A criminal revision was preferred against the judgment passed by the Additional Sessions Judge, Haridwar/2nd FTC Haridwar District Haridwar, where the revisionist was convicted for the offence punishable under Section 411 IPC (Dishonestly receiving stolen property) and was sentenced to undergo six months imprisonment along with a fine of Rs. 3,000/-.

Facts of the case

An FIR was lodged by the informant alleging that on 14.01.2003, individuals of the Intelligence Department namely Devendra Singh, Surendra Kumar, Madanlal and Shiv Om Sharma were sitting at Material Gate, Watch Tower-5. At about 4 A.M. to 6 A.M., three persons were seen at the Railway Line along with some goods, and the moment they ran to catch them, they threw the said goods in the bushes and started running from there. 
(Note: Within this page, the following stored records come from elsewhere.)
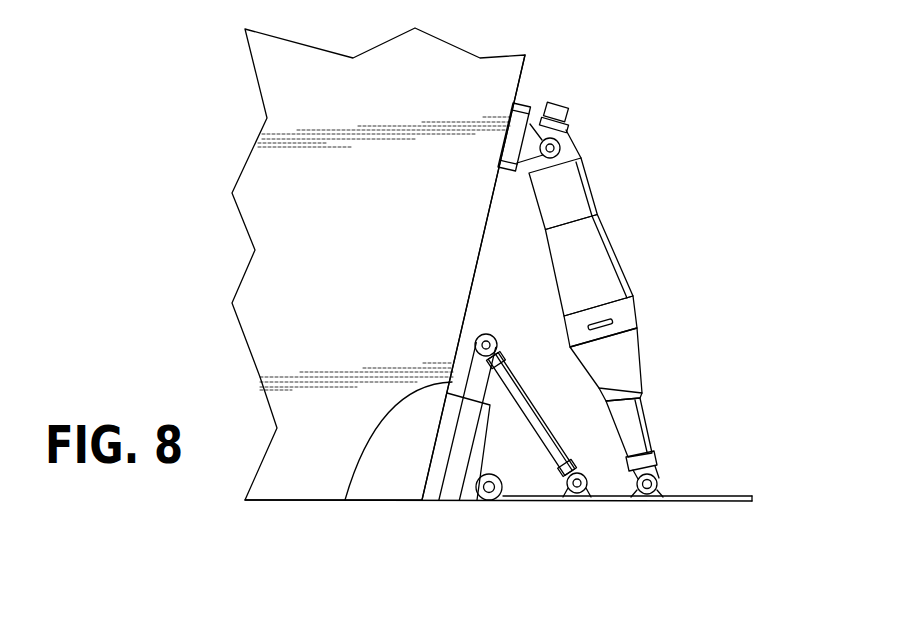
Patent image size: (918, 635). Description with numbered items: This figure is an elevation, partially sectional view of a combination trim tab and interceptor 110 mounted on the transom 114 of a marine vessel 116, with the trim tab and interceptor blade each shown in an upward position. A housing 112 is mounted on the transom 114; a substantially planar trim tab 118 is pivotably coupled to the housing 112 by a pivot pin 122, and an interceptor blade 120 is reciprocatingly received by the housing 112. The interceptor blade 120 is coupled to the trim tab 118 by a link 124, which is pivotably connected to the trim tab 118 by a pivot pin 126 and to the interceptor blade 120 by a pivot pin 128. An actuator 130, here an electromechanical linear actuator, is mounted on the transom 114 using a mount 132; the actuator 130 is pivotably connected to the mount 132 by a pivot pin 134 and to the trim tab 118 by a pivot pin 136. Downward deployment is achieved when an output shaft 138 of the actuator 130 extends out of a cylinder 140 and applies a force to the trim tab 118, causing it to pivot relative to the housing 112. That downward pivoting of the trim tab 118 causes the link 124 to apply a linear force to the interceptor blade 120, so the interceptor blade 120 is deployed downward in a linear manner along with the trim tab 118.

The combination trim tab and interceptor 110 is at (712, 158).
The housing 112 is at (427, 466).
The transom 114 is at (527, 63).
The marine vessel 116 is at (228, 136).
The trim tab 118 is at (712, 496).
The interceptor blade 120 is at (345, 500).
The pivot pin 122 is at (487, 500).
The link 124 is at (533, 417).
The pivot pin 126 is at (578, 502).
The pivot pin 128 is at (491, 334).
The actuator 130 is at (623, 268).
The mount 132 is at (521, 100).
The pivot pin 134 is at (562, 147).
The pivot pin 136 is at (648, 500).
The output shaft 138 is at (651, 434).
The cylinder 140 is at (597, 201).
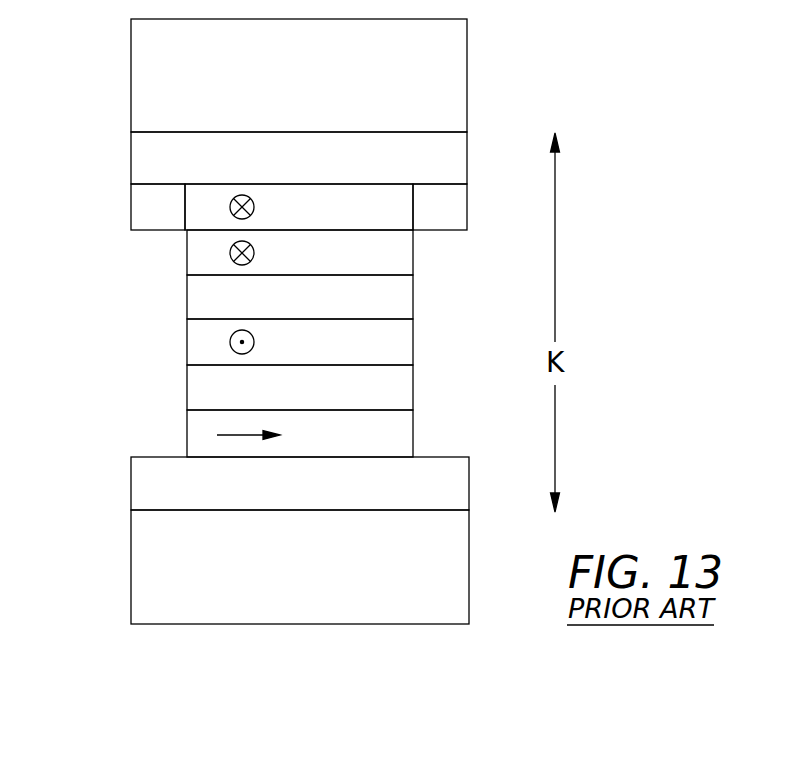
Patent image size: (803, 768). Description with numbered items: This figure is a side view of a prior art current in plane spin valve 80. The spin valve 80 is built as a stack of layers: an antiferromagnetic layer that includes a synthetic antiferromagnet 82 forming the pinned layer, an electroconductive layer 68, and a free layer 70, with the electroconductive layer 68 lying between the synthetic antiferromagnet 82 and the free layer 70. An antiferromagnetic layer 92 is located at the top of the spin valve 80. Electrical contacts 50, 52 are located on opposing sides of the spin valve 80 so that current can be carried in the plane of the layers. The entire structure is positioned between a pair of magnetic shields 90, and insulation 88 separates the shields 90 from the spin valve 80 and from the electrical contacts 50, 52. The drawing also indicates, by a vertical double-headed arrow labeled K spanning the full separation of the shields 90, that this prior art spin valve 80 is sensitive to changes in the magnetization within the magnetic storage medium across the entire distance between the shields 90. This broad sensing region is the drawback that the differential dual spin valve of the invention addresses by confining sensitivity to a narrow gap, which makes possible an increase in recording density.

The magnetic shield 90 is at (313, 97).
The insulation 88 is at (313, 170).
The electrical contact 50 is at (169, 220).
The electrical contact 52 is at (454, 220).
The antiferromagnetic layer 92 is at (389, 220).
The synthetic antiferromagnet 82 is at (413, 230).
The electroconductive layer 68 is at (391, 405).
The free layer 70 is at (391, 450).
The current in plane (CIP) spin valve 80 is at (135, 321).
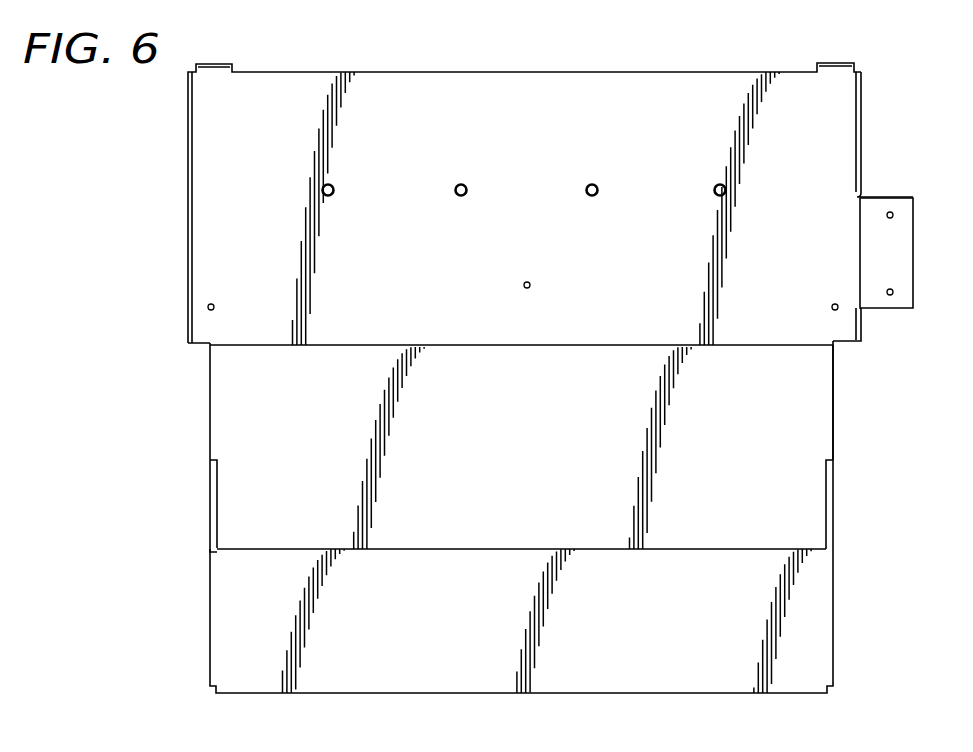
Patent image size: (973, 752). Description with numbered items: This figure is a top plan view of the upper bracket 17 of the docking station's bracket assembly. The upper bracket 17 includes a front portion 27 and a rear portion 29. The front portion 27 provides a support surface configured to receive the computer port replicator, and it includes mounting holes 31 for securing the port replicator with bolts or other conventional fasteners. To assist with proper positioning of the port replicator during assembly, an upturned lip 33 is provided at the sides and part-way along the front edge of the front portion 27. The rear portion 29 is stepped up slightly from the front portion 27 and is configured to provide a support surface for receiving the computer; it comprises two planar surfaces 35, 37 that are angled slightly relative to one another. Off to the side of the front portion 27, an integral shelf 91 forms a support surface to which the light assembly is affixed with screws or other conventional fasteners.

The upper bracket 17 is at (834, 398).
The front portion 27 is at (683, 243).
The rear portion 29 is at (210, 521).
The mounting holes 31 is at (585, 188).
The upturned lip 33 is at (862, 125).
The planar surface 35 is at (549, 458).
The planar surface 37 is at (547, 623).
The integral shelf 91 is at (898, 252).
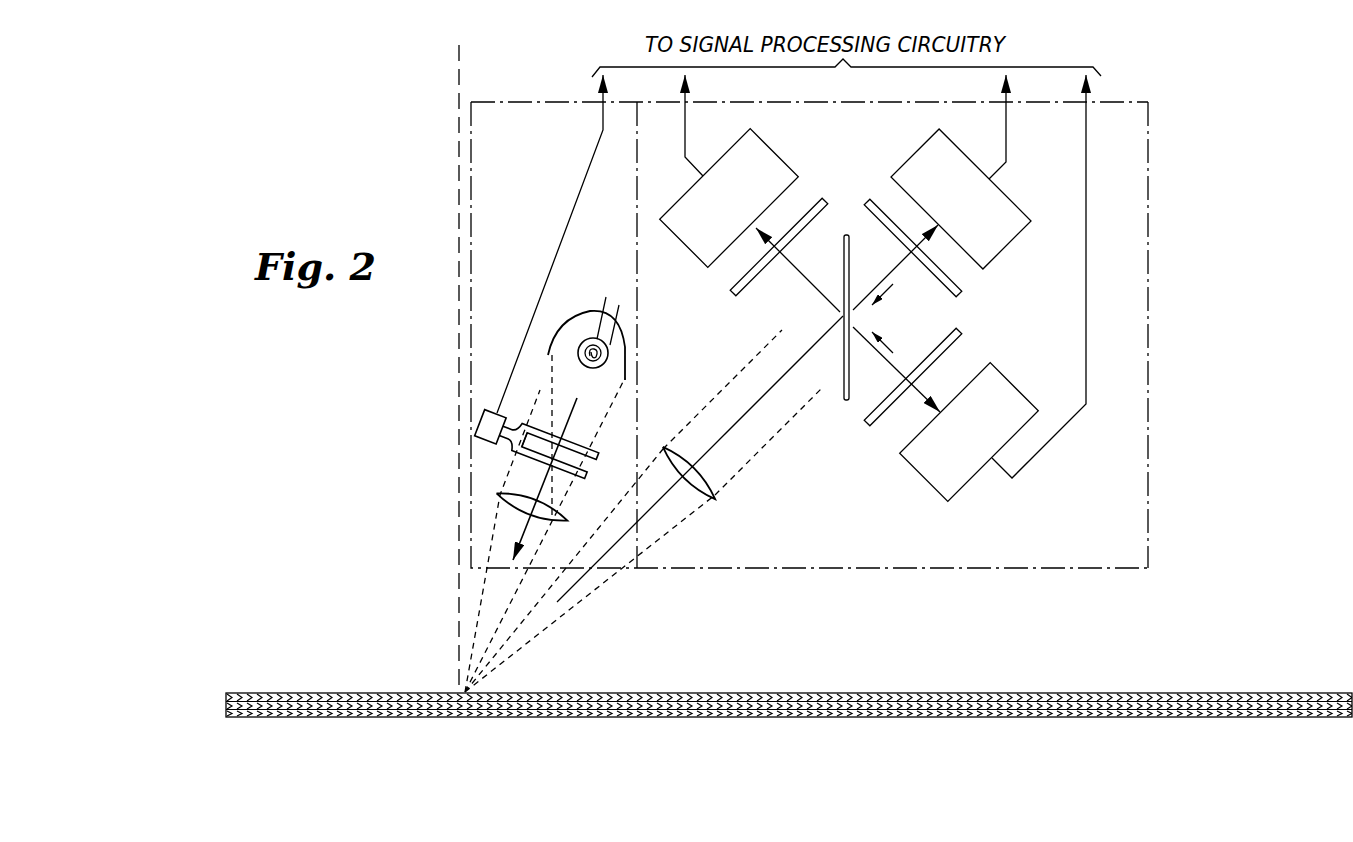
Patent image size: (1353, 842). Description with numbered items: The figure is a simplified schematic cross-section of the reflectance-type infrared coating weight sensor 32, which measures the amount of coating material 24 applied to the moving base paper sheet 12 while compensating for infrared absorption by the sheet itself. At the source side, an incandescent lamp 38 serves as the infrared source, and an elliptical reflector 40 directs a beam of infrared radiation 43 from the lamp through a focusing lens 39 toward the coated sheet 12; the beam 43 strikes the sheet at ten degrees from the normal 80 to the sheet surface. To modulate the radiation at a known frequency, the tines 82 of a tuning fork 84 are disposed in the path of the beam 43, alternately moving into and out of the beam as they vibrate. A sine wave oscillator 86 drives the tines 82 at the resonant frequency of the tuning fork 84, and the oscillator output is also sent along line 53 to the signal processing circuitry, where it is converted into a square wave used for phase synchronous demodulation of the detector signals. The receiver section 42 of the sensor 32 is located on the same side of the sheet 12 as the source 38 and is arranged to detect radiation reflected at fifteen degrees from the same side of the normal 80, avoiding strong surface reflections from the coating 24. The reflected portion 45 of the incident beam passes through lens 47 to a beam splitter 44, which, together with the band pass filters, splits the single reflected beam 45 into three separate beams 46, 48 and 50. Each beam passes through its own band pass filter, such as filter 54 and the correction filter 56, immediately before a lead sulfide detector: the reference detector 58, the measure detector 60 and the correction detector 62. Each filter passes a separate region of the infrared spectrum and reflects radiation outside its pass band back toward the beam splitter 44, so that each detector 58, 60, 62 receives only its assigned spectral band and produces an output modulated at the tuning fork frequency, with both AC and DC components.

The base paper sheet 12 is at (938, 692).
The coating material 24 is at (1100, 711).
The infrared coating weight sensor 32 is at (1152, 567).
The incandescent lamp 38 is at (580, 343).
The focusing lens 39 is at (505, 519).
The elliptical reflector 40 is at (591, 313).
The receiver section 42 is at (1123, 164).
The infrared beam 43 is at (522, 537).
The beam splitter 44 is at (843, 233).
The reflected beam 45 is at (735, 428).
The first split beam 46 is at (905, 372).
The lens 47 is at (714, 490).
The second split beam 48 is at (898, 265).
The third split beam 50 is at (816, 294).
The line 53 is at (576, 200).
The band pass filter 54 is at (962, 292).
The correction band pass filter 56 is at (733, 293).
The reference detector 58 is at (933, 487).
The measure detector 60 is at (1013, 204).
The correction detector 62 is at (757, 135).
The normal 80 is at (464, 132).
The tines 82 is at (599, 466).
The tuning fork 84 is at (518, 447).
The sine wave oscillator 86 is at (478, 429).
During this incident, an individual namely Mahboob, the revisionist, fell on a stone and when he sustained injuries, the above-mentioned officers of the Intelligence Department caught him. The other co-accused fled away from the spot. Along with the revisionist, the officers searched the location wherein they retrieved the goods, which were thrown in the bushes. The said goods were weighed and its weight came to 152 Kg.

Contentions of the Revisionist

Learned counsel for the revisionist submitted his arguments only on the quantum of sentence, and did not press the revision on merits. 

Learned counsel for the revisionist further submitted that the revisionist was a poor person and he was the sole bread earner of his family. On instructions, he submitted that the revisionist had already served around two and a half months in jail and prayed that the substantive sentence awarded to the revisionist may be reduced to the period already undergone by him.

Contentions of the State

Learned State Counsel submitted that there was no illegality in the impugned judgment of the Trial Court and the same had also been affirmed by the First Appellate Court. It was further submitted that there was neither any occasion to interfere with the sentence awarded to the revisionist nor any sympathy called for in the case.

Court’s Observations

The Court opined that since the revisionist had already served around two and a half months imprisonment, that much of sentence as served by the revisionist, was sufficient to serve the purpose.  Further, the Court, considering the submissions of learned counsel for the parties and the fact that the revisionist was a poor person, the ends of justice would be subserved if the jail sentence of the revisionist was reduced to the period already undergone by him. 

Court’s Decision

The Court dismissed the revision on merits. However, it was partly allowed on the quantum of sentence and the sentence was reduced to the period already undergone by the revisionist. 

The fine was enhanced from 3,000/- to Rs. 10,000/-. The already deposited fine would be adjusted in the enhanced amount of fine, as directed by the Court. If the revisionist failed to deposit the enhanced amount within two months from the date of the judgement, he will have to serve six months additional imprisonment.